Finding coefficient of generating function
Solution 1:
The original problem, after factoring out the terms as stated in the post, we have $$ x^{10}(1+x+\ldots+x^{15})\cdot x(1 + x + \ldots+x^{14})\cdot x^{20}(1+x+\ldots+x^{25}) \tag{1} $$ Applying some identities, $(1)$ gives $$ x^{31}\cdot\frac{1-x^{16}}{1-x}\cdot\frac{1-x^{15}}{1-x}\cdot\frac{1-x^{26}}{1-x} \tag{2}$$ Rearranging the terms, we then have $$ x^{31}\cdot(1-x^{16})\cdot(1-x^{15})\cdot(1-x^{26})\cdot \frac{1}{(1-x)^3} \tag{*} $$ The last term in the above product is equal to $$1 + \binom{3}{1}x + \binom{4}{2}x^2 + \ldots \tag3$$ Finally we take the products that can result in $x^{52}$ and obtain the coefficients:
- $x^{31}$ (first term in $(*)$) and $x^{21}$ (from $(3)$),
- $x^{31}$, $x^{16}$ (second term in $(*)$), $x^5$ in $(3)$
- $x^{31}$(first term in $(*)$), $x^{15}$ (third term in $(3)$), and $x^6$ in $(3)$
Since all the coefficients of the polynomials equal $1$ or $-1$ except for the polynomial expanded in $(3)$, we have as our coefficient $$ \binom{21+3-1}{21} - \binom{6+3-1}{6} - \binom{5+3-1}{5} = 204 $$
Note: I hadn't seen Andre's solution prior to typing this.
Solution 2:
Factoring out is a good beginning. Now use the fact that $1+x+x^2+\cdots+x^{n-1}=\frac{1-x^n}{1-x}$ (if $x\ne 1$).
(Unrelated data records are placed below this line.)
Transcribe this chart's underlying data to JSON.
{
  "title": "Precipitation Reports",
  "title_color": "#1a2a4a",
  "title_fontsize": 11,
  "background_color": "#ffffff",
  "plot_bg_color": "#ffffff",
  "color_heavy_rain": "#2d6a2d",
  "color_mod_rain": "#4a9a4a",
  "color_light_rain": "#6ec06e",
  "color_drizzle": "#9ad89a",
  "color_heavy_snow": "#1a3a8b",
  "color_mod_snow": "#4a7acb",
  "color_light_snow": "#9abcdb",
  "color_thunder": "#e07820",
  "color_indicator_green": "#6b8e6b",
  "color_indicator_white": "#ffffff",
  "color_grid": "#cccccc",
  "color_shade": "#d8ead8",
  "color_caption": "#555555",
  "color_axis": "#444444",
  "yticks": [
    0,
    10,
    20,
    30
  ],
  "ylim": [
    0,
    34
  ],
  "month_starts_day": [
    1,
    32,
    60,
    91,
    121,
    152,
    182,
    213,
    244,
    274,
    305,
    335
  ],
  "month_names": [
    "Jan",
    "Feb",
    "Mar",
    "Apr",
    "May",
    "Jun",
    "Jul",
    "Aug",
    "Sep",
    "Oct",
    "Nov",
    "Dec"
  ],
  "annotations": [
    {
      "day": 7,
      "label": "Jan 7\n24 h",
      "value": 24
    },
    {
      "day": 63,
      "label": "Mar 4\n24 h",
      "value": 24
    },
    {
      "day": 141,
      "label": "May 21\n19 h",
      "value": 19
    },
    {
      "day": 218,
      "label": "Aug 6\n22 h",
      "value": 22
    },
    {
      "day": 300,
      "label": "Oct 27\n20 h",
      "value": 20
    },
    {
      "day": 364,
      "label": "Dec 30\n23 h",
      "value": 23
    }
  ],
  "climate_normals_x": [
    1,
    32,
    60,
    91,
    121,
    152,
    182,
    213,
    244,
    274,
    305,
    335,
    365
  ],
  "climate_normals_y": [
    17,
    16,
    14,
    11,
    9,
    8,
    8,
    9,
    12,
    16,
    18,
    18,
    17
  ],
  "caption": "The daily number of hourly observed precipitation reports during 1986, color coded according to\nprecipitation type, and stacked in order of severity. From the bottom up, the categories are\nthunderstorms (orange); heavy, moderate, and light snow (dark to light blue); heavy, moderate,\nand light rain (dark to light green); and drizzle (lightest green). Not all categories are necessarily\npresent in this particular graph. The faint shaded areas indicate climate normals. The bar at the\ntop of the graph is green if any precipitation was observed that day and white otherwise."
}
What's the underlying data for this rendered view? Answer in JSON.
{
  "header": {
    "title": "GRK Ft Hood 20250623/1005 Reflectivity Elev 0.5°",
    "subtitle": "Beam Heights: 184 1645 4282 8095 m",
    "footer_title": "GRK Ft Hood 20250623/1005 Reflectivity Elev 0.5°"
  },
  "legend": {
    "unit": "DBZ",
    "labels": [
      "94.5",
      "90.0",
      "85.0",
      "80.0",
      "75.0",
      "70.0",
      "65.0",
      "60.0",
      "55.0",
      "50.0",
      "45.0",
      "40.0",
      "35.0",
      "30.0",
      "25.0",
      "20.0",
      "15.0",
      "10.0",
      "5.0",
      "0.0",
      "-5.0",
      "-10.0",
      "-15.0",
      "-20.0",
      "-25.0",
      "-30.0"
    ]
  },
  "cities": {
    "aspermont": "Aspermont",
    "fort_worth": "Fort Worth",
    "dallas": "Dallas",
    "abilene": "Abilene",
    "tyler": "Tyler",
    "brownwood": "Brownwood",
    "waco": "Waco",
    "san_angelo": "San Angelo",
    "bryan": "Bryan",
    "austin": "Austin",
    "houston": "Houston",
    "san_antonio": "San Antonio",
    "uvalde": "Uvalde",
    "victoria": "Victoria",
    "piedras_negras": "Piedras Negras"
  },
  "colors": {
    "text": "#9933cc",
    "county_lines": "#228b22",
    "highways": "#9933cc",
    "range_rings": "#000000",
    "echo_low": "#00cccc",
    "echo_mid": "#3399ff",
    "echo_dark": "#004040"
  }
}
So your expression will be a power of $x$, times a product of three polynomials of shape $1-x^k$, divided by $(1-x)^3$.
Use the generalized Binomial Theorem (or Taylor series) to find the power series for $\dfrac{1}{(1-x)^3}$. Putting the pieces together is slightly unpleasant, but doable.